Deciding when a distribution should be approximately normal

By now, you should have a good idea of when you should expect a distribution to be approximately normal as a result of the Central Limit Theorem. Recall the following rules of thumb that we have learned in class: Recall also that individual observations could have many different distributions (such as binomial, geometric, Poisson, exponential, uniform, or normal). If we make a histogram of data that come from, say, an exponential distribution, then the histogram will show an exponential shape, not a normal distribution, regardless of how many observations there are. Only averages (and therefore sums) of large numbers of observations are guaranteed to have approximately a normal distribution by the Central Limit Theorem.

For each of the questions below, a histogram is described.
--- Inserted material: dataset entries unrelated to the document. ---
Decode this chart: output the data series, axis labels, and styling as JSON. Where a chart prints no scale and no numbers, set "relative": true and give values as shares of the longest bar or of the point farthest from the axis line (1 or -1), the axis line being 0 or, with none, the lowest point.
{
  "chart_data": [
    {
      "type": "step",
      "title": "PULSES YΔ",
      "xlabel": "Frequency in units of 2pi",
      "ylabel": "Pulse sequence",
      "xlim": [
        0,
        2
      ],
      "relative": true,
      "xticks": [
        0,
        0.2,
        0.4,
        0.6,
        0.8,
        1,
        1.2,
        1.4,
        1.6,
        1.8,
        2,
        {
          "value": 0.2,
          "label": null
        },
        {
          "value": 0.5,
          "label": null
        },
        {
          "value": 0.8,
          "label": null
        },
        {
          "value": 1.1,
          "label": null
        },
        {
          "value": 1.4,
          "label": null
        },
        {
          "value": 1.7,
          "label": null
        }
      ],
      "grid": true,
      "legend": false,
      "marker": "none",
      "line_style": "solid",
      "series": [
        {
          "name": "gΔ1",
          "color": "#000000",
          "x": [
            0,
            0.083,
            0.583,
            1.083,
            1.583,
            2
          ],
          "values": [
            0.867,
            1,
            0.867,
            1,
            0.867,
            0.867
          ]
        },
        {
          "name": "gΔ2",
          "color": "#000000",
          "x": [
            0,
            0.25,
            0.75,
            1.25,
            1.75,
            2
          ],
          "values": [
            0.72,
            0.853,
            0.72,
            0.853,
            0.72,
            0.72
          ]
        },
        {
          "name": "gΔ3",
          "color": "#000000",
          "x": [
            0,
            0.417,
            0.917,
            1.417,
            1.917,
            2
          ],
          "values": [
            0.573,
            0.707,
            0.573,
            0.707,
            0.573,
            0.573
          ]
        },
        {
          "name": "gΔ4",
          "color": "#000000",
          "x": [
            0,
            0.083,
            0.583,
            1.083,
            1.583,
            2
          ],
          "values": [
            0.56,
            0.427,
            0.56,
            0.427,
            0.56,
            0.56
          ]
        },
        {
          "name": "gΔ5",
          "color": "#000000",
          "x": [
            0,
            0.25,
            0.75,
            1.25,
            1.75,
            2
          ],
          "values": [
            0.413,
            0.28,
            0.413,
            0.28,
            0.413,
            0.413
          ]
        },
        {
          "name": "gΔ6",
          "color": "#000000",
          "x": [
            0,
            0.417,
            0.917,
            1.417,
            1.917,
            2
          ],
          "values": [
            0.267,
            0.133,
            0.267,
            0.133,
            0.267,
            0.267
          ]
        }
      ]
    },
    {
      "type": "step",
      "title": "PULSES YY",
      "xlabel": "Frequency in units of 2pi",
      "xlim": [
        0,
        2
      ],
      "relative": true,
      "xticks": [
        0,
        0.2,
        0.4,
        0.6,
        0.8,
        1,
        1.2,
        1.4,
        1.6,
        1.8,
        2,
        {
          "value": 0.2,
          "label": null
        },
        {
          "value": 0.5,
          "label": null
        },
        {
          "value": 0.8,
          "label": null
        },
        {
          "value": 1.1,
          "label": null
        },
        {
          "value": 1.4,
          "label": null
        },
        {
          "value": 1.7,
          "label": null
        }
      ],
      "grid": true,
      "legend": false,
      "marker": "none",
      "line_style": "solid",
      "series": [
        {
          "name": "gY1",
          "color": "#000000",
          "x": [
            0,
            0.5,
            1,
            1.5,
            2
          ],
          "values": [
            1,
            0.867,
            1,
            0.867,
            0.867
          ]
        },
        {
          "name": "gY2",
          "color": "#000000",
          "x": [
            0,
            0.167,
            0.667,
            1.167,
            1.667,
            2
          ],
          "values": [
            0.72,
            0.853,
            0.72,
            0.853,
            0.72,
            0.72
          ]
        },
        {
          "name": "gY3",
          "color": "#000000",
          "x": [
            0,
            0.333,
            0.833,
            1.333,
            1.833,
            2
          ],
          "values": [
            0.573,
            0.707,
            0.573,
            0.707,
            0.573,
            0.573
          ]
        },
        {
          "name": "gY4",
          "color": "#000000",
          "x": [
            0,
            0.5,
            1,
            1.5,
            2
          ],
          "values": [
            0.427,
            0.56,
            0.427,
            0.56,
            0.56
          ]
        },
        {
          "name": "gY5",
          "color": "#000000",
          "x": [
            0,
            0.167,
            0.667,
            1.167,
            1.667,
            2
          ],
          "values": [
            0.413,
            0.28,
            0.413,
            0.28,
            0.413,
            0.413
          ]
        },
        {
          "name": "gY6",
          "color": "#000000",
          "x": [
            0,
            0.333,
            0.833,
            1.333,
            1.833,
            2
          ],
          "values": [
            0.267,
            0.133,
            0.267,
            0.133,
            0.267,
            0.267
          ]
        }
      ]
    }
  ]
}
Indicate in each case whether you think the histogram should look like approximately a bell-shaped (normal) curve, and give a brief explanation why (one sentence is probably sufficient). There are no data for these questions, so you will not need to use the computer to answer these questions.
  1. A police department records the number of 911 calls made each day of the year, and the 365 values are plotted in a histogram.

  2. The day before an election, fifty different polling organizations each sample 500 people and record the percentage who say they will vote for the Democratic candidate. The 50 values are plotted in a histogram.

  3. The fifty polling organizations also record the average age of the 500 people in their sample, and the 50 averages are plotted in a histogram.

  4. One hundred batteries are tested, and the lifetimes of the batteries are plotted in a histogram.

  5. Two hundred students in a statistics class each flip a coin 50 times and record the number of heads. The numbers of heads are plotted in a histogram.

  6. Two hundred students in a statistics each roll a die 40 times and record the sum of the numbers they got on the 40 rolls. They make a histogram of the 200 sums.

  7. One thousand randomly chosen people report their annual salaries, and these salaries are plotted in a histogram.